Folded tracing paper can be cut with scissors, but the tracing paper jams in the copier. Robert Lang (Lang, 2011) suggested taping the leading edge of the tracing paper to regular paper and feeding the paper through the copier manually. One of us (PW-I) tried this method at Staples, and it worked like a charm! But getting ED and MD’s double happiness crease pattern on tracing paper is just the beginning. To obtain a presentable one-cut double happiness requires precise folding and cutting, which PW-I did not achieve, as seen in Figure 5.
Figure 5. One-cut double happiness on tracing paper.
For those without ready access to a copier with manual feed, one can try the following: pre-crease regular paper containing the crease pattern and then re-crease the paper after placing a sheet of tracing paper on top. Remove the regular paper; refold the tracing paper and cut. Thus far, the final tracing paper product leaves much to be desired, but with each attempt, the result has improved.
If you are interested in trying to make the one cut double happiness using other approaches, and with better results, please share your strategies and outcome with your fellow readers of The Fold.
Patsy Wang-Iverson is affiliated with the Gabriella and Paul Rosenbaum Foundation, Erik and Martin Demaine are affiliated with the Massachusetts Institute of Technology, and Liping Ma is a collaborating independent scholar.
References
Erik D. Demaine, Martin L. Demaine, and Anna Lubiw (1998). “Folding and Cutting Paper”, in Revised Papers from the Japan Conference on Discrete and Computational Geometry (JCDCG'98), Lecture Notes in Computer Science, volume 1763, Tokyo, Japan, December 9–12, 1998, pages 104–117.

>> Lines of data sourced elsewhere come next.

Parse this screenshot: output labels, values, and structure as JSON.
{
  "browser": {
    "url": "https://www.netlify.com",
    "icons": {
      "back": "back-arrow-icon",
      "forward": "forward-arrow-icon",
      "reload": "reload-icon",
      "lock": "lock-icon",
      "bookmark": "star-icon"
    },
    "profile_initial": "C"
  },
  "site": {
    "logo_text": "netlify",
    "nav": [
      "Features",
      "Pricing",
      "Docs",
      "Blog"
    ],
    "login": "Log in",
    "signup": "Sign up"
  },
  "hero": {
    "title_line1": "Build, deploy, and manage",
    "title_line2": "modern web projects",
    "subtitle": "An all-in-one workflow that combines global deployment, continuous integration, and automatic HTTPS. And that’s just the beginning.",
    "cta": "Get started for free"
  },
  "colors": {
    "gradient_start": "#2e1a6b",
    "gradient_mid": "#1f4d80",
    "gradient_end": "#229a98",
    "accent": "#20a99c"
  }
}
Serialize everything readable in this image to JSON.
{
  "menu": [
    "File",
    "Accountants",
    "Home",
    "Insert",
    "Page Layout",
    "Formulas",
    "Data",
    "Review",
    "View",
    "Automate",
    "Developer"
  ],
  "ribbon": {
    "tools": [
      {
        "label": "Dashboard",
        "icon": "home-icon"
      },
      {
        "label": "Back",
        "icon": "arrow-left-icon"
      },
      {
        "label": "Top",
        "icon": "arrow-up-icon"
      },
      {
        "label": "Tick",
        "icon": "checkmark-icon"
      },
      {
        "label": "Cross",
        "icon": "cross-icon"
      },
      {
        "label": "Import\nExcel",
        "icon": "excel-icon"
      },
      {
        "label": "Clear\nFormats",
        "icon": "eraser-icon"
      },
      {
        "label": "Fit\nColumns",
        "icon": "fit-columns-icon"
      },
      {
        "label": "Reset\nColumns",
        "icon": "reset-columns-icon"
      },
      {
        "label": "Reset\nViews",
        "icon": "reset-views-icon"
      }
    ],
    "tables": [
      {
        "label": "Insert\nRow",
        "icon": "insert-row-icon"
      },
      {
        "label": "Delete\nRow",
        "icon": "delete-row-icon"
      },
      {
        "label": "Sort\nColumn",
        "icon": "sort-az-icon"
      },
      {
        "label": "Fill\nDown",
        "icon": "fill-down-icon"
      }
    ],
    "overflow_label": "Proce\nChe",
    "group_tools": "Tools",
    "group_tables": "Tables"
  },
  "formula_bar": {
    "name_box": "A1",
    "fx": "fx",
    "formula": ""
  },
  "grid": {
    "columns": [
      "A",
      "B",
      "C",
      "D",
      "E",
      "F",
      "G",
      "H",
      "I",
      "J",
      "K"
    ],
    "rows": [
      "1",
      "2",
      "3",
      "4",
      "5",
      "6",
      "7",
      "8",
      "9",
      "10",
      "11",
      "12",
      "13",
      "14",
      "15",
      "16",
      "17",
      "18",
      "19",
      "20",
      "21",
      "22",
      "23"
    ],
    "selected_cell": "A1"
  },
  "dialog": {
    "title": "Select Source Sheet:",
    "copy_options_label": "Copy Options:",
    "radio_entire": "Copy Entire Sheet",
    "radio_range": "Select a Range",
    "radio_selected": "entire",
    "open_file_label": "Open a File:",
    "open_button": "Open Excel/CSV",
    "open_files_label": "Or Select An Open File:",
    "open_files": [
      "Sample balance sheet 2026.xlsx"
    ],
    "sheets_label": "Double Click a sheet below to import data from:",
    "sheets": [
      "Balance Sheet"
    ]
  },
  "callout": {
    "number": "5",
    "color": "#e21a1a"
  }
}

Erik D. Demaine and Joseph O'Rourke (2007). Geometric Folding Algorithms: Linkages, Origami, Polyhedra. Cambridge, UK: Cambridge University Press.
Erik D. Demaine, Geometric Folding Algorithms: Linkages, Origami, Polyhedra (Fall 2010), Fall10 Lectures (retrieved 1/11/12).
Robert J. Lang, Thinnest paper, sharpest scissors email thread, OUSA-members email list, 12/21/11; langorigami (retrieved 1/11/12).
Liping Ma (1999). Knowing and Teaching Elementary Mathematics. Mahwah, NJ: Lawrence Erlbaum Publishers.
Liping Ma (2008), A Tour of Chinese Culture (10th grade Chinese language textbook). Palo Alto, CA: Liping Ma Press, pp. 152-153.